International transactions, especially those carried out en masse through electronic commerce, and Brazilians’ interactions with foreigners nowadays occur with a similar level of ease as domestic transactions. As a consequence, controversies resulting from these deals and interactions arise at a speed never experienced before.
The number of international disputes, which is to say, disputes involving individuals or legal entities from different countries and/or obligations executed or enforceable abroad, have grown not only in number but also in complexity. Thus, the advance of globalization stresses the need to modernize the procedural rules in Brazil that govern international conflicts.
Until the new Code of Civil Procedure (NCPC) came into force in March 2016, international civil proceedings were governed by the Rules of Introduction to Brazilian Law - LINDB (Decree No. 4,657/1942) and by the former Code of Civil Procedure of 1973. These rules, however, did not contain clear answers for all situations, and the case law on the subject was contradictory, which created an environment of legal uncertainty for foreign parties doing business in Brazil.
In order to keep up with developments in transnational disputes, the NCPC brought in some innovations that, although belated, help to systematize and consolidate sparse rules and judicial rulings on this matter. Among the innovations brought in, one of the most relevant concerns the possibility for Brazilian parties to choose a foreign court to settle disputes arising from their contractual relations.

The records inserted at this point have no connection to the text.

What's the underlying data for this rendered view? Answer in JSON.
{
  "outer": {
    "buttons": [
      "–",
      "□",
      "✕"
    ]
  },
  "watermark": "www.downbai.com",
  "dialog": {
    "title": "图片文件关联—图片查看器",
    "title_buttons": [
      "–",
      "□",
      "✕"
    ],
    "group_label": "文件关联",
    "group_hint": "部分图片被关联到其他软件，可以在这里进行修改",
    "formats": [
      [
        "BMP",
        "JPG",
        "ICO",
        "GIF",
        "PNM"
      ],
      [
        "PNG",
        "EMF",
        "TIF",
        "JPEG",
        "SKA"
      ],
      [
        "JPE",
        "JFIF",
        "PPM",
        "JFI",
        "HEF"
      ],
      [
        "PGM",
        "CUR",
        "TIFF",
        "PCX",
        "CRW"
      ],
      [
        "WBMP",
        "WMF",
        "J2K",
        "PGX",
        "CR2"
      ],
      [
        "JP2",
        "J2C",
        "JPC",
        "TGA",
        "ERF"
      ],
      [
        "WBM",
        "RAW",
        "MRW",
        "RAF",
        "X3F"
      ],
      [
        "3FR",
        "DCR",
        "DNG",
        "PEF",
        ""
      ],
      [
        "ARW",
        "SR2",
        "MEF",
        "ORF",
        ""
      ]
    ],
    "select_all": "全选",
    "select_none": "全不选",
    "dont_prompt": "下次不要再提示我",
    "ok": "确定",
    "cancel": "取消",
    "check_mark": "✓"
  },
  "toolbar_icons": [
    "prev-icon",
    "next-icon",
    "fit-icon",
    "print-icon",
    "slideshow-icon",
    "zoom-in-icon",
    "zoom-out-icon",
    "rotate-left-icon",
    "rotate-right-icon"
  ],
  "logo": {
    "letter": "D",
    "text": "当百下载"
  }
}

The choice of the court that will have jurisdiction over disputes arising under an international contract is certainly one of the most controversial issues in International Procedural Law. Historically, Brazilian courts have been reluctant to accept that parties to a contract, in the exercise of their private autonomy, may opt out of Brazilian jurisdiction, in favor of a foreign jurisdiction.
The prevalence of the parties' will in the choice of a foreign court was, for decades, understood in Brazilian case law as an offense to the sovereignty of the Brazilian State, an understanding that fortunately fell apart with the enactment of the NCPC.
With the NCPC, the legislator expressly provided in article 25 for the possibility that the parties may choose a foreign court to adjudicate disputes arising from international contracts, the wording of which is clear in providing that "the Brazilian judicial authority does not have jurisdiction to hear and adjudicate suits when there is a contractual provision in an international contract choosing the exclusive jurisdiction of a foreign court, argued by the respondent in its defense".
In other words, as of the entry into force of the NCPC, the existence of a choice of foreign forum clause may be raised by the respondent in its defense to support a motion to dismiss the matter without a resolution on the merits due to lack of jurisdiction of the Brazilian Judiciary.
This provision does not apply, however, to cases in which the law establishes the exclusive jurisdiction of the Brazilian Judiciary: lawsuits involving (i) real estate in Brazil; and (ii) succession or division of assets (arising from divorce, separation, or dissolution of a stable union) in relation to goods located in Brazil.
Finally, it should be emphasized that this innovation also ended an important inconsistency of the 1973 Code of Civil Procedure, which, simultaneously provided for the dismissal of a proceeding without a judgment on the merits in case an arbitration agreement is argued by any of the parties in their defenses (article 267, VII) but had no provisions with respect to the dismissal of the lawsuit based on a foreign forum clause.
Thus, the innovation brought in by the NCPC has remedied an important gap in legislation, thereby bringing Brazilian International Procedural Law closer to international trends and, therefore, introducing greater legal certainty for foreign investors in the Brazilian business environment.